A pro-active approach to defend against repayment challenges will help practitioners ensure historic cases are not resurrected to threaten their current business model.

There are three options for a robust funding model:

  1. A conditional fee agreement (“CFA”) involves the client making a contribution to basic charges and a success fee if the claim is successful. A CFA provides a flexible funding model that allows practitioners to develop a sensitive approach to minor injuries. This innovation is facilitated by the CFA and determines whether or not the injuries will fall within the whiplash definition. The advantage is that a CFA can accommodate test litigation in these areas and align with a streamlined process for one agreement in all cases. The CFA must be explicitly clear in relation to the success fee, basic charges, hourly rates and estimates in order for the client to provide informed consent.
  2. A damages-based agreement (“DBA”) involves the client making a contribution from damages. The fixed tariff system for whiplash damages means practitioners have invested in technology and spend less time on individual cases. This may mean a CFA is unattractive for high volumes of cases in this low margin area. A DBA provides an alternative funding mechanism which achieves a fixed contribution from damages. There is also scope for further legislative reform involving the abandonment of the ‘Ontario’ model in favour of a ‘success fee’ model.
  3. A contingency fee agreement involves the client paying a contingency fee from damages if the case settles prior to litigation. This funding model is certain, clear and difficult for former clients to challenge the deduction from damages.
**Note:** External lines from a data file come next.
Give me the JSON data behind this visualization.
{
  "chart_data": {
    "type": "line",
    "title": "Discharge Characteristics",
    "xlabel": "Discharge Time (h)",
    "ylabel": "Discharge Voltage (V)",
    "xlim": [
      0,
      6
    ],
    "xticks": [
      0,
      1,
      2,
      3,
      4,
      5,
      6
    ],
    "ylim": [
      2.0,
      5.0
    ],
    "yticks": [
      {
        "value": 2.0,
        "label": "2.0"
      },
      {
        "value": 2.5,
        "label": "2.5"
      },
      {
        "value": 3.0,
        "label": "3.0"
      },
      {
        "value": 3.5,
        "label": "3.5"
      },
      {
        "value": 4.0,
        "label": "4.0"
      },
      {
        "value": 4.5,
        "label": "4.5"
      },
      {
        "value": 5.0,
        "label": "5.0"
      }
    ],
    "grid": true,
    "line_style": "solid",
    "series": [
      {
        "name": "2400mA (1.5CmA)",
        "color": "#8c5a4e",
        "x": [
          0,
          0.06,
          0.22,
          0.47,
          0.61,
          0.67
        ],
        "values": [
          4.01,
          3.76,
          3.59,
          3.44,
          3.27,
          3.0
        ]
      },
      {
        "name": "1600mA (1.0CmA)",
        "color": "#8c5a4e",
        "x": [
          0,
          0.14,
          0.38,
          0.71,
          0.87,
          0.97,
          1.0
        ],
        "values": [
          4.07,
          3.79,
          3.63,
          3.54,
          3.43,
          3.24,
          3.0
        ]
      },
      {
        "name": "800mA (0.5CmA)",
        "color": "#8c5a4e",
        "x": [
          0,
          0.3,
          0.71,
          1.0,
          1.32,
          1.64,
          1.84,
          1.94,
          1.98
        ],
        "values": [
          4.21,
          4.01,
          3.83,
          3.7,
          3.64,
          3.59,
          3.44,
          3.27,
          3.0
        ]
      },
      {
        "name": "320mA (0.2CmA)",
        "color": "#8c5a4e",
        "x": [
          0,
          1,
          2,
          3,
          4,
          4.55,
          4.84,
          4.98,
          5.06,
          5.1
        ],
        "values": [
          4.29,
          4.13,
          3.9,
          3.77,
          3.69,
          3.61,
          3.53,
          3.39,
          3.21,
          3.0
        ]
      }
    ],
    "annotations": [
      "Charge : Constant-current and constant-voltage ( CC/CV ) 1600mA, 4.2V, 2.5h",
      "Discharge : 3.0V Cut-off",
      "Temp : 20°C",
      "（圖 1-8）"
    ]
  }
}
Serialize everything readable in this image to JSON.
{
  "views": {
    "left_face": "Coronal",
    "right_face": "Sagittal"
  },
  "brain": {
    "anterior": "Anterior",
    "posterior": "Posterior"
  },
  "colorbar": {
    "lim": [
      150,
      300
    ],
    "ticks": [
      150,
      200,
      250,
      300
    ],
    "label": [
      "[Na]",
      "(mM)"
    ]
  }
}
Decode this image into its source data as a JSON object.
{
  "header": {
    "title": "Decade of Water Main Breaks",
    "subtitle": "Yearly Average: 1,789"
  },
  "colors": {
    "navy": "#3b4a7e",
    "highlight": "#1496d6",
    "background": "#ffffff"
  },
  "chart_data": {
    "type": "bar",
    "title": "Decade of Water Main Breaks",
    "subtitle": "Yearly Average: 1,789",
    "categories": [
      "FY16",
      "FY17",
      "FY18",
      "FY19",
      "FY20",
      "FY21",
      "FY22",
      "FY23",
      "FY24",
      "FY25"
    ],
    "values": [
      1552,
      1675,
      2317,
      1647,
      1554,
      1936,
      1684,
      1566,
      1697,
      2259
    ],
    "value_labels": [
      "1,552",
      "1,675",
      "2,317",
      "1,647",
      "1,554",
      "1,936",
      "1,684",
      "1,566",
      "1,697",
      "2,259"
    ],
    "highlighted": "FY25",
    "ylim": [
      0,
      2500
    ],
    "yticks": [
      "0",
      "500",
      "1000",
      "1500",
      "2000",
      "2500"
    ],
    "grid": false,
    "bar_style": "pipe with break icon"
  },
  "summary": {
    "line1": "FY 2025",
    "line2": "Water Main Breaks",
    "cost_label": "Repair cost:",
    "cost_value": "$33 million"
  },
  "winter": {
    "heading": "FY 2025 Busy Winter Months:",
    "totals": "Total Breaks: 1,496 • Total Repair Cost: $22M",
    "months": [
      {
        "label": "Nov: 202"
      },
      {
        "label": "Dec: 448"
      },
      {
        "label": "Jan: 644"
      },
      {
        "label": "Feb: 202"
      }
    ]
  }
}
An effective settlement process ensures a compliant statute bill is delivered to the client and paid in accordance with The Solicitors Act 1974 (“The Act”). This process is crucial to limitation. The contrast is stark. If a statute bill is not delivered and paid in accordance with the Act, limitation does not run meaning historic cases remain at risk. Whereas, if a statute bill is paid and delivered in accordance with the Act, former clients cannot challenge the statute bill more than 12 months from payment. Practitioners can therefore accurately model their 12-month risk portfolio at any given time if an effective process is in place for delivery and payment.

By following this three-pronged approach, lawyers will enable their businesses to thrive and at the same time ensure that vulnerable clients are properly compensated for their injuries. Without it, we risk a growth of cannibalism, creating further problems for firms, many of whom are already fighting for survival in the sector, and yet another barrier for vulnerable claimants seeking access to justice.